O Parlamento húngaro aprovou a revogação das disposições que exigiam uma verificação de validade para que as conversões de criptoativos fossem consideradas legais. A medida também retira do Código Penal nacional os crimes relacionados a criptomoedas que previam penas de até oito anos de prisão.
Hungria revoga regras rígidas sobre criptomoedas para se alinhar ao quadro regulatório MiCA da UE

Pontos principais
- A Hungria revogou as rigorosas verificações locais de validade de criptoativos para se alinhar totalmente ao novo quadro regulatório MiCA da UE.
- A medida elimina regras de conformidade duplicadas, permitindo que as corretoras da UE operem livremente na Hungria.
- As leis revogadas anteriormente criminalizavam conversões não autorizadas de criptoativos com penas de até 8 anos de prisão.
Hungria descriminaliza infrações relacionadas a criptoativos em consonância com a implementação do MiCA
A Hungria está revogando regulamentações draconianas para evitar conflitos com o quadro regulatório da UE sobre Mercados de Criptoativos (MiCA), eliminando requisitos nacionais e crimes relacionados ao uso ilícito de criptomoedas.
O Parlamento húngaro aprovou recentemente a Lei XXXVIII de 2026 sobre a Revogação de Certas Disposições Legais Relativas aos Serviços de Conversão de Criptoativos, que aboliu as verificações de validação que qualquer bolsa europeia precisava passar para operar legalmente em solo húngaro.
De acordo com András Gaál, associado do escritório de advocacia Schonherr, sob as regras anteriores, a conversão de criptoativos sem validação prévia constituía uma transação de criptomoedas não autorizada, um crime tipificado na Lei C de 2012 sobre o Código Penal.
A revogação, aprovada em 31 de julho e implementada em 7 de agosto, foi exclusiva da Hungria e estabeleceu dois crimes relacionados ao uso não autorizado de criptoativos:
O primeiro, “Abuso de criptoativos”, estabelecia que “uma pessoa que trocar criptoativos de valor significativo por dinheiro ou outros criptoativos utilizando um serviço não autorizado de câmbio de criptoativos é culpada de contravenção e será punida com pena de prisão de até dois anos, a menos que seja constatada uma infração penal de maior gravidade,”, mas aumentou as penas para até 5 anos se a infração fosse cometida “por um valor particularmente significativo”.
A segunda infração revogada foi a “Prestação não autorizada de serviços de câmbio de criptoativos”, que estabelecia que “uma pessoa que exerça atividades de prestação de serviços de câmbio de criptoativos por um valor significativo, violando a obrigação de validação prevista na Lei sobre o mercado de criptoativos, é culpada de crime e será punida com pena de prisão de até três anos”, e aumentava a pena de prisão para oito anos em determinadas circunstâncias.
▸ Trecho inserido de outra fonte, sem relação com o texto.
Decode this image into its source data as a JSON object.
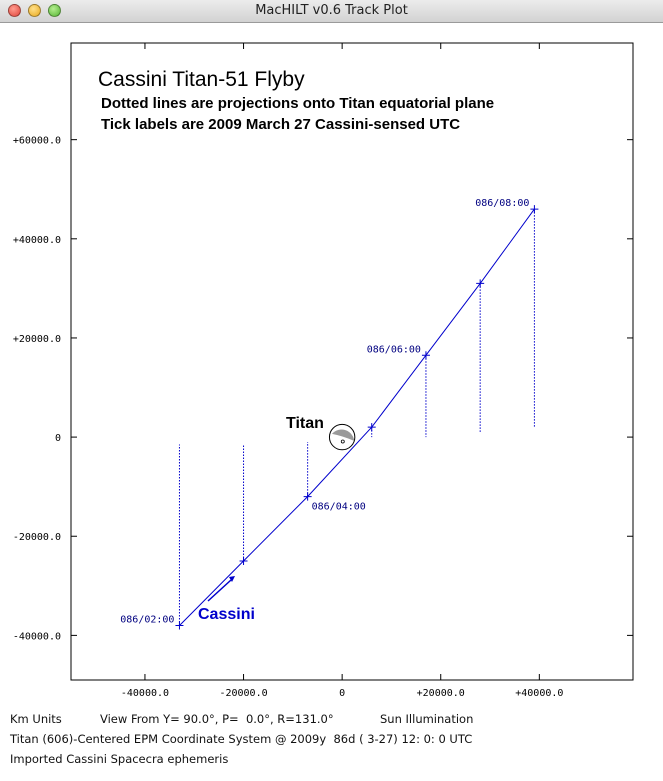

Katalin Horváth, sócia da CMS Budapeste, destacou que a Lei era incompatível com o mercado interno da UE e se sobrepunha às disposições da MiCA, que garantem que os usuários tenham acesso a prestadores de serviços de criptoativos seguros e entraram em vigor em 1º de julho.
“Instituições de pagamento, prestadores de serviços de criptoativos e intermediários cujas conversões abrangidas pela lei sejam encaminhadas a validadores autorizados devem agora reverter esses processos”, concluiu ela.
Este artigo foi traduzido do inglês usando IA. A versão original em inglês é a fonte autorizada; traduções automáticas podem conter imprecisões, especialmente em terminologia jurídica e regulatória.